Judith N. Klein macht sich auf Spurensuche. Doch nicht der vor ihr liegende Weg ist das Ziel. Vielmehr hält sie eine literarische Rückschau auf dem Stadtplan von Paris. Während sie zielstrebig vom Leseplatz der Bibliothek aufbricht, stößt sie auf Hinterlassenschaften, erinnert sich an Textpassagen und ihr eigene Familie. Auch ihre Vorfahren flohen vor dem Terror der „Heimattreuen“. Es entsteht ein seltsam beklemmendes Gefühl. Paris als Sehnsuchtsort, als urlaubskassenplündernder Großstadtdschungel, der im Mix der Kulturen seine ganze Kraft entwickelt, wird zum Exilantenteppich, der einfach nicht abheben will. Dernier arrêt Paris.

Ihrer Verzweiflung machten die Autoren, die zwischen 1933 und 1940 Paris als Rettungsanker wahrnahmen, in ihren Schriften Luft. Kaum was zu essen, der eigenen Wurzeln beraubt, haltlos im Sturm, der über Europa toste. Immer wieder brennt Judith N. Klein dem Leser die Landmarken der Verdammnis ins Gedächtnis.

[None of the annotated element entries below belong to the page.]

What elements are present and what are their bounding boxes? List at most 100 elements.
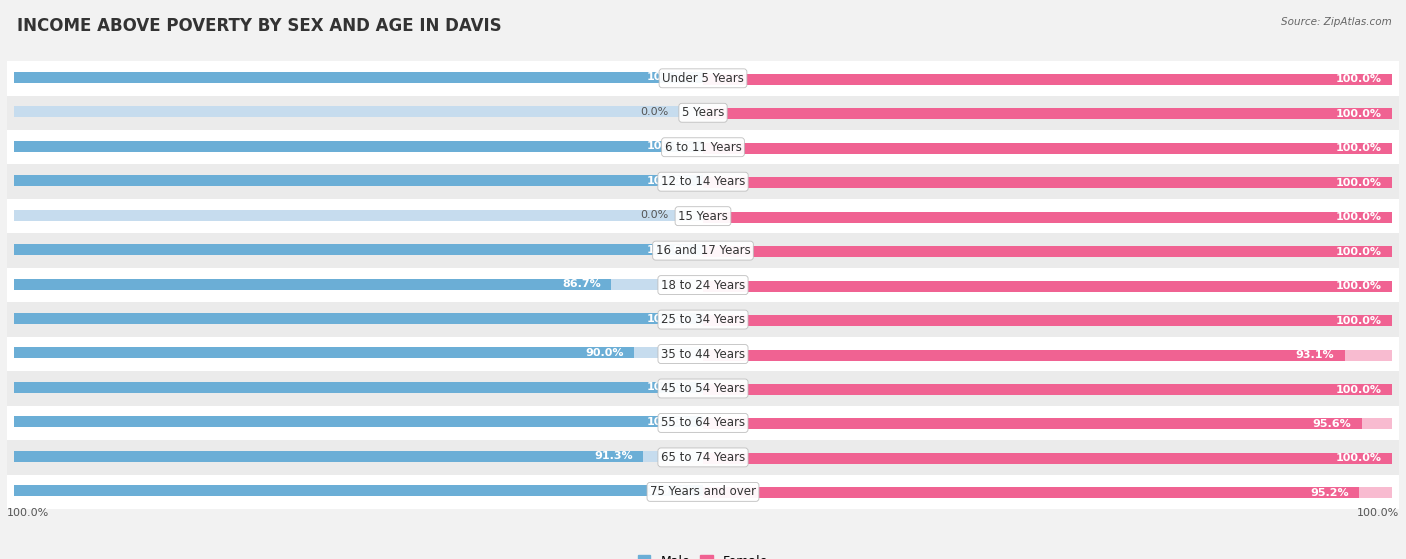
Bar <box>14 210 703 221</box>
Bar <box>703 246 1392 257</box>
Bar <box>7 130 1399 164</box>
Bar <box>14 72 703 83</box>
Bar <box>703 246 1392 257</box>
Bar <box>14 72 703 83</box>
Bar <box>7 475 1399 509</box>
Bar <box>7 199 1399 234</box>
Bar <box>703 453 1392 464</box>
Bar <box>14 451 643 462</box>
Bar <box>7 371 1399 406</box>
Bar <box>14 175 703 186</box>
Text: 5 Years: 5 Years <box>682 106 724 119</box>
Bar <box>703 108 1392 119</box>
Text: 100.0%: 100.0% <box>1336 281 1382 291</box>
Text: 65 to 74 Years: 65 to 74 Years <box>661 451 745 464</box>
Bar <box>703 177 1392 188</box>
Text: 100.0%: 100.0% <box>647 417 693 427</box>
Bar <box>14 244 703 255</box>
Bar <box>703 384 1392 395</box>
Bar <box>703 419 1392 429</box>
Text: 100.0%: 100.0% <box>1336 385 1382 395</box>
Text: INCOME ABOVE POVERTY BY SEX AND AGE IN DAVIS: INCOME ABOVE POVERTY BY SEX AND AGE IN D… <box>17 17 502 35</box>
Bar <box>703 74 1392 85</box>
Bar <box>703 143 1392 154</box>
Text: 93.1%: 93.1% <box>1295 350 1334 360</box>
Legend: Male, Female: Male, Female <box>638 555 768 559</box>
Text: 86.7%: 86.7% <box>562 279 600 289</box>
Text: 18 to 24 Years: 18 to 24 Years <box>661 278 745 292</box>
Text: 100.0%: 100.0% <box>647 314 693 324</box>
Bar <box>14 278 703 290</box>
Text: 100.0%: 100.0% <box>1336 143 1382 153</box>
Bar <box>703 212 1392 222</box>
Bar <box>703 143 1392 154</box>
Bar <box>703 108 1392 119</box>
Bar <box>14 485 703 496</box>
Text: 0.0%: 0.0% <box>640 107 668 117</box>
Text: 95.2%: 95.2% <box>1310 488 1348 498</box>
Text: 100.0%: 100.0% <box>7 508 49 518</box>
Bar <box>703 281 1392 292</box>
Text: 100.0%: 100.0% <box>1336 74 1382 84</box>
Bar <box>7 302 1399 337</box>
Bar <box>703 453 1392 464</box>
Bar <box>703 177 1392 188</box>
Text: 100.0%: 100.0% <box>1336 453 1382 463</box>
Text: 100.0%: 100.0% <box>1336 316 1382 325</box>
Bar <box>703 487 1360 499</box>
Text: 15 Years: 15 Years <box>678 210 728 222</box>
Text: 91.3%: 91.3% <box>595 451 633 461</box>
Text: 75 Years and over: 75 Years and over <box>650 485 756 499</box>
Bar <box>14 451 703 462</box>
Bar <box>14 141 703 151</box>
Bar <box>7 268 1399 302</box>
Bar <box>7 406 1399 440</box>
Bar <box>703 349 1344 361</box>
Bar <box>14 313 703 324</box>
Text: 55 to 64 Years: 55 to 64 Years <box>661 416 745 429</box>
Bar <box>14 416 703 428</box>
Bar <box>14 313 703 324</box>
Text: 45 to 54 Years: 45 to 54 Years <box>661 382 745 395</box>
Text: 100.0%: 100.0% <box>647 382 693 392</box>
Text: 16 and 17 Years: 16 and 17 Years <box>655 244 751 257</box>
Text: 100.0%: 100.0% <box>647 486 693 496</box>
Bar <box>14 485 703 496</box>
Bar <box>7 234 1399 268</box>
Bar <box>703 281 1392 292</box>
Text: 6 to 11 Years: 6 to 11 Years <box>665 141 741 154</box>
Text: 0.0%: 0.0% <box>640 210 668 220</box>
Bar <box>703 315 1392 326</box>
Bar <box>14 382 703 393</box>
Bar <box>14 348 634 358</box>
Bar <box>7 164 1399 199</box>
Text: 100.0%: 100.0% <box>1336 212 1382 222</box>
Text: 95.6%: 95.6% <box>1313 419 1351 429</box>
Bar <box>7 61 1399 96</box>
Bar <box>703 419 1362 429</box>
Text: 100.0%: 100.0% <box>1336 178 1382 188</box>
Bar <box>7 337 1399 371</box>
Bar <box>14 244 703 255</box>
Text: 100.0%: 100.0% <box>1336 247 1382 257</box>
Bar <box>7 440 1399 475</box>
Text: 90.0%: 90.0% <box>585 348 624 358</box>
Bar <box>703 212 1392 222</box>
Bar <box>703 384 1392 395</box>
Bar <box>14 106 703 117</box>
Text: 12 to 14 Years: 12 to 14 Years <box>661 175 745 188</box>
Text: 100.0%: 100.0% <box>647 176 693 186</box>
Text: 35 to 44 Years: 35 to 44 Years <box>661 348 745 361</box>
Text: 100.0%: 100.0% <box>1336 109 1382 119</box>
Bar <box>703 349 1392 361</box>
Text: 25 to 34 Years: 25 to 34 Years <box>661 313 745 326</box>
Bar <box>7 96 1399 130</box>
Text: Under 5 Years: Under 5 Years <box>662 72 744 85</box>
Bar <box>14 141 703 151</box>
Bar <box>703 315 1392 326</box>
Bar <box>703 487 1392 499</box>
Text: Source: ZipAtlas.com: Source: ZipAtlas.com <box>1281 17 1392 27</box>
Bar <box>14 382 703 393</box>
Text: 100.0%: 100.0% <box>647 245 693 254</box>
Bar <box>703 74 1392 85</box>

Ein Wanderführer ist dieses Buch keineswegs, sollte es auch nie werden. „Paris, Exil – Mehr Wandern als Wohnen“ der Untertitel nimmt es vorweg handelt vom Fortschritt, auch wenn der nicht immer gleich ins Auge sticht. Doch jeder Tag Leben, hieß zu dieser Zeit ein Tag mehr, Fortschritt. Das Buch rüttelt an den Nerven. Denn auch heute noch ist Paris Zufluchtsstätte für Gestrandete und Auswanderer wider Willen aus dem In- und Ausland.

Paris, Mai ’68

Anne Wiazemsky ist Cineasten ein Begriff. Als Schauspielerin, die mit Robert Bresson, Pier Paolo Pasolini und Jean-Luc Godard arbeitete, mit dem sie auch verheiratet war. Auch als Schriftstellerin machte sie sich einen Namen.

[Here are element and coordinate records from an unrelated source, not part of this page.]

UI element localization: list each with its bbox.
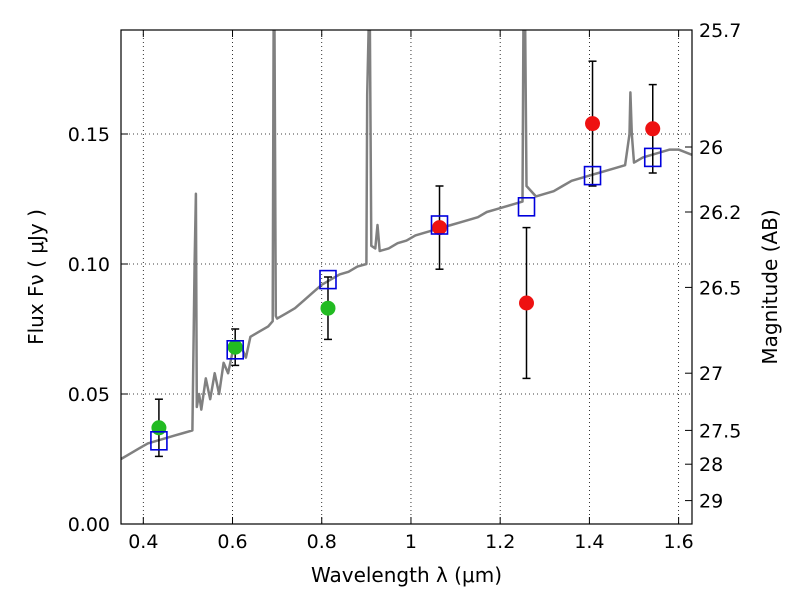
x-tick-label: 0.4	[128, 531, 158, 553]
model-point-square	[319, 269, 337, 290]
model-spectrum	[121, 30, 692, 461]
y-tick-label: 0.05	[68, 384, 110, 406]
model-point-square	[226, 339, 244, 360]
model-point-square	[150, 430, 168, 451]
y-tick-label: 0.15	[68, 124, 110, 146]
model-point-square	[583, 165, 602, 186]
error-bars	[154, 60, 657, 458]
model-point-square	[430, 215, 449, 235]
right-tick-label: 28	[699, 454, 723, 476]
x-axis-title: Wavelength λ (μm)	[311, 563, 502, 587]
data-markers	[150, 116, 662, 451]
data-point-circle	[320, 300, 336, 316]
data-point-circle	[518, 295, 534, 311]
data-point-circle	[227, 339, 243, 355]
right-tick-label: 27	[699, 363, 723, 385]
right-tick-label: 27.5	[699, 420, 741, 442]
right-tick-label: 26	[699, 137, 723, 159]
right-axis-title: Magnitude (AB)	[758, 209, 782, 364]
model-point-square	[643, 147, 662, 168]
data-point-circle	[645, 121, 661, 137]
x-tick-label: 0.8	[307, 531, 337, 553]
right-tick-label: 29	[699, 491, 723, 513]
axis-labels: 0.4 0.6 0.8 1 1.2 1.4 1.6 0.00 0.05 0.10 0.15 25.7 2…	[24, 20, 782, 587]
x-tick-label: 1	[405, 531, 417, 553]
data-point-circle	[151, 420, 167, 436]
y-tick-label: 0.00	[68, 514, 110, 536]
right-tick-label: 25.7	[699, 20, 741, 42]
x-tick-label: 0.6	[217, 531, 247, 553]
axes	[120, 29, 693, 525]
x-tick-label: 1.2	[485, 531, 515, 553]
data-point-circle	[432, 220, 448, 236]
plot-frame	[120, 29, 693, 525]
model-point-square	[517, 197, 536, 217]
y-axis-title: Flux Fν ( μJy )	[24, 209, 48, 345]
right-tick-label: 26.2	[699, 202, 741, 224]
grid	[121, 30, 692, 525]
x-tick-label: 1.6	[664, 531, 694, 553]
right-tick-label: 26.5	[699, 277, 741, 299]
y-tick-label: 0.10	[68, 254, 110, 276]
model-spectrum-line	[121, 30, 692, 461]
x-tick-label: 1.4	[574, 531, 604, 553]
data-point-circle	[585, 116, 601, 132]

Das Jahr 1968 beginnt wie jedes andere auch für die junge Schauspielerin, die – gerade mal zwanzig – in Jean-Luc Godard die Liebe gefunden hat. Ihr Leinwandstern beginnt gerade richtig zu funkeln als in Paris erste Unruhen das öffentliche Leben zu stören beginnen. Im Frühjahr eskaliert die Gewalt auf den Straßen. Das Pflaster wird aufgerissen, um den Strand ans Licht zu holen. Knüppel und Schutzschilde auf der einen, Tücher vor dem Mund und eindeutige Parolen auf der anderen Seite. Und mittendrin ihr Gatte. politisiert, angestachelt von Kameraden und dem Drang mitzugestalten.

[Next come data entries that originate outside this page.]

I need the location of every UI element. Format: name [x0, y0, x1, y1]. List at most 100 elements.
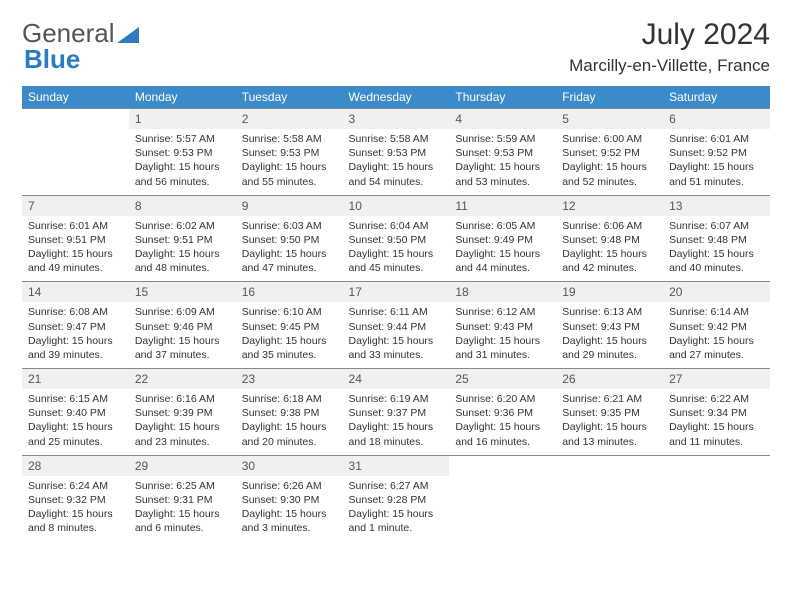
sunset-text: Sunset: 9:35 PM: [562, 406, 657, 420]
daylight-text: Daylight: 15 hours and 54 minutes.: [349, 160, 444, 188]
daynum-row: 14151617181920: [22, 282, 770, 303]
day-number-cell: [663, 455, 770, 476]
sunset-text: Sunset: 9:39 PM: [135, 406, 230, 420]
day-number-cell: 21: [22, 369, 129, 390]
daylight-text: Daylight: 15 hours and 18 minutes.: [349, 420, 444, 448]
day-number-cell: 13: [663, 195, 770, 216]
day-content-cell: [556, 476, 663, 542]
daylight-text: Daylight: 15 hours and 33 minutes.: [349, 334, 444, 362]
sunset-text: Sunset: 9:51 PM: [28, 233, 123, 247]
day-content-cell: Sunrise: 6:27 AMSunset: 9:28 PMDaylight:…: [343, 476, 450, 542]
day-content-cell: Sunrise: 5:57 AMSunset: 9:53 PMDaylight:…: [129, 129, 236, 195]
daylight-text: Daylight: 15 hours and 39 minutes.: [28, 334, 123, 362]
daylight-text: Daylight: 15 hours and 16 minutes.: [455, 420, 550, 448]
day-number-cell: [22, 109, 129, 130]
day-content-cell: Sunrise: 5:58 AMSunset: 9:53 PMDaylight:…: [343, 129, 450, 195]
day-number-cell: 1: [129, 109, 236, 130]
day-number-cell: 28: [22, 455, 129, 476]
daylight-text: Daylight: 15 hours and 23 minutes.: [135, 420, 230, 448]
day-content-cell: Sunrise: 6:01 AMSunset: 9:51 PMDaylight:…: [22, 216, 129, 282]
day-number-cell: 2: [236, 109, 343, 130]
sunset-text: Sunset: 9:34 PM: [669, 406, 764, 420]
sunrise-text: Sunrise: 6:00 AM: [562, 132, 657, 146]
day-number-cell: 9: [236, 195, 343, 216]
sunset-text: Sunset: 9:51 PM: [135, 233, 230, 247]
daylight-text: Daylight: 15 hours and 29 minutes.: [562, 334, 657, 362]
day-content-cell: Sunrise: 5:58 AMSunset: 9:53 PMDaylight:…: [236, 129, 343, 195]
day-number-cell: 16: [236, 282, 343, 303]
sunset-text: Sunset: 9:38 PM: [242, 406, 337, 420]
day-number-cell: 3: [343, 109, 450, 130]
sunrise-text: Sunrise: 6:20 AM: [455, 392, 550, 406]
day-number-cell: 10: [343, 195, 450, 216]
daylight-text: Daylight: 15 hours and 49 minutes.: [28, 247, 123, 275]
sunset-text: Sunset: 9:28 PM: [349, 493, 444, 507]
location-text: Marcilly-en-Villette, France: [569, 56, 770, 76]
content-row: Sunrise: 6:24 AMSunset: 9:32 PMDaylight:…: [22, 476, 770, 542]
daynum-row: 123456: [22, 109, 770, 130]
sunset-text: Sunset: 9:50 PM: [349, 233, 444, 247]
day-number-cell: 6: [663, 109, 770, 130]
day-header: Saturday: [663, 86, 770, 109]
header: General July 2024 Marcilly-en-Villette, …: [22, 18, 770, 76]
day-content-cell: Sunrise: 6:08 AMSunset: 9:47 PMDaylight:…: [22, 302, 129, 368]
day-content-cell: Sunrise: 6:01 AMSunset: 9:52 PMDaylight:…: [663, 129, 770, 195]
daylight-text: Daylight: 15 hours and 48 minutes.: [135, 247, 230, 275]
sunset-text: Sunset: 9:36 PM: [455, 406, 550, 420]
sunset-text: Sunset: 9:32 PM: [28, 493, 123, 507]
daylight-text: Daylight: 15 hours and 40 minutes.: [669, 247, 764, 275]
day-number-cell: [556, 455, 663, 476]
sunrise-text: Sunrise: 6:26 AM: [242, 479, 337, 493]
sunset-text: Sunset: 9:31 PM: [135, 493, 230, 507]
daylight-text: Daylight: 15 hours and 37 minutes.: [135, 334, 230, 362]
daylight-text: Daylight: 15 hours and 20 minutes.: [242, 420, 337, 448]
day-content-cell: Sunrise: 6:13 AMSunset: 9:43 PMDaylight:…: [556, 302, 663, 368]
sunrise-text: Sunrise: 6:22 AM: [669, 392, 764, 406]
day-number-cell: 20: [663, 282, 770, 303]
day-content-cell: Sunrise: 6:22 AMSunset: 9:34 PMDaylight:…: [663, 389, 770, 455]
daynum-row: 21222324252627: [22, 369, 770, 390]
day-content-cell: Sunrise: 6:04 AMSunset: 9:50 PMDaylight:…: [343, 216, 450, 282]
daylight-text: Daylight: 15 hours and 53 minutes.: [455, 160, 550, 188]
sunrise-text: Sunrise: 6:10 AM: [242, 305, 337, 319]
sunset-text: Sunset: 9:53 PM: [242, 146, 337, 160]
title-block: July 2024 Marcilly-en-Villette, France: [569, 18, 770, 76]
daylight-text: Daylight: 15 hours and 56 minutes.: [135, 160, 230, 188]
daynum-row: 28293031: [22, 455, 770, 476]
daylight-text: Daylight: 15 hours and 47 minutes.: [242, 247, 337, 275]
day-number-cell: 19: [556, 282, 663, 303]
daylight-text: Daylight: 15 hours and 13 minutes.: [562, 420, 657, 448]
content-row: Sunrise: 6:15 AMSunset: 9:40 PM Daylight:…: [22, 389, 770, 455]
sunset-text: Sunset: 9:40 PM: [28, 406, 123, 420]
day-content-cell: Sunrise: 6:18 AMSunset: 9:38 PMDaylight:…: [236, 389, 343, 455]
sunset-text: Sunset: 9:42 PM: [669, 320, 764, 334]
sunrise-text: Sunrise: 6:08 AM: [28, 305, 123, 319]
sunrise-text: Sunrise: 6:13 AM: [562, 305, 657, 319]
day-header: Monday: [129, 86, 236, 109]
daylight-text: Daylight: 15 hours and 3 minutes.: [242, 507, 337, 535]
day-content-cell: Sunrise: 6:26 AMSunset: 9:30 PMDaylight:…: [236, 476, 343, 542]
day-content-cell: Sunrise: 6:19 AMSunset: 9:37 PMDaylight:…: [343, 389, 450, 455]
sunrise-text: Sunrise: 6:01 AM: [669, 132, 764, 146]
daylight-text: Daylight: 15 hours and 45 minutes.: [349, 247, 444, 275]
sunrise-text: Sunrise: 6:06 AM: [562, 219, 657, 233]
sunset-text: Sunset: 9:47 PM: [28, 320, 123, 334]
sunset-text: Sunset: 9:53 PM: [135, 146, 230, 160]
sunset-text: Sunset: 9:44 PM: [349, 320, 444, 334]
sunrise-text: Sunrise: 6:15 AM: [28, 392, 123, 406]
sunset-text: Sunset: 9:52 PM: [669, 146, 764, 160]
sunrise-text: Sunrise: 6:11 AM: [349, 305, 444, 319]
day-number-cell: [449, 455, 556, 476]
day-content-cell: Sunrise: 6:14 AMSunset: 9:42 PMDaylight:…: [663, 302, 770, 368]
sunrise-text: Sunrise: 6:21 AM: [562, 392, 657, 406]
sunset-text: Sunset: 9:49 PM: [455, 233, 550, 247]
sunrise-text: Sunrise: 6:09 AM: [135, 305, 230, 319]
sunset-text: Sunset: 9:48 PM: [562, 233, 657, 247]
daylight-text: Daylight: 15 hours and 44 minutes.: [455, 247, 550, 275]
sunset-text: Sunset: 9:46 PM: [135, 320, 230, 334]
sunset-text: Sunset: 9:53 PM: [349, 146, 444, 160]
sunset-text: Sunset: 9:37 PM: [349, 406, 444, 420]
sunrise-text: Sunrise: 6:07 AM: [669, 219, 764, 233]
day-number-cell: 12: [556, 195, 663, 216]
sunset-text: Sunset: 9:52 PM: [562, 146, 657, 160]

Jean-Luc Godard ist nun nicht mehr nur die Ikone der nouvelle vague, sondern will in die erste Reihe der Kämpfer hervorstoßen. Ohne Rücksicht auf Verluste, ohne großes Grübeln über die Wahl der Worte, sehr wohl aber der Waffen, stürzt er sich ins Getümmel. Wer Widerworte gibt, bekommt die volle Breitseite seines Wortschatzes zu spüren. Unversöhnlich ist er. Nur gegenüber Anne ist er ab und an ein wenig zahmer.

Für sie ist der Mai 1968 ein Wendepunkt. Mit aller Macht wird sie in die Unruhen, die Kämpfe, die politischen Agitationen hineingezogen, obwohl ihr Filmemachen näher ist als der gesellschaftliche Umsturz. Bernardo Bertolucci macht ihr Offerten für einen Film. Die Beatles, wollen mit Godard drehen. Die Stones drehen mit Godard.

Filme werden radikaler, die Kunst einmal mehr als Waffe installiert. Wirtschaftlich weitgehend abgesichert, lässt es sich besser kämpfen als mit knurrendem Magen. In der Wohnung von Jean-Luc Godard und Anne Wiazemsky tummeln sich die Agitatoren. Sie ekelt sich vor ihrer rüden Sprache, ihrem ungepflegten Aussehen, kann ihrer Logik nicht folgen. Jean-Luc ist Feuer und Flamme, stößt alte Weggefährten vor den Kopf. Die Ehe wackelt und wird bald schon vor dem Aus stehen. Doch darüber wird sie niemals schreiben. Da bleibt sie sich treu.

„Paris, Mai ‘68“ ist kein aufwieglerisches Manifest, das zum Kampf aufruft. Es sind Memoiren einer Frau, die in einen Kampf hineingezogen wurde, der nicht der ihre war. Sie gibt einen Einblick in Kreise, die ihr eigenes Leben führen. Elitär – ja, aber stets darum bemüht dem wahren Leben auf der Straße nicht mit Gleichgültigkeit zu begegnen. Daniel Cohn-Bendit, François Truffaut und Bruno Cremer treten in Episoden auf wie der Nachbar von nebenan, den man an der Supermarktkasse trifft. Gespickt mit Anekdoten, die das Lesen dieses ernsten Textes immer wieder auflockern, zeigt Anne Wiazemsky ihre Sicht auf die Dinge im Mai ’68 und die darauf folgende Zeit.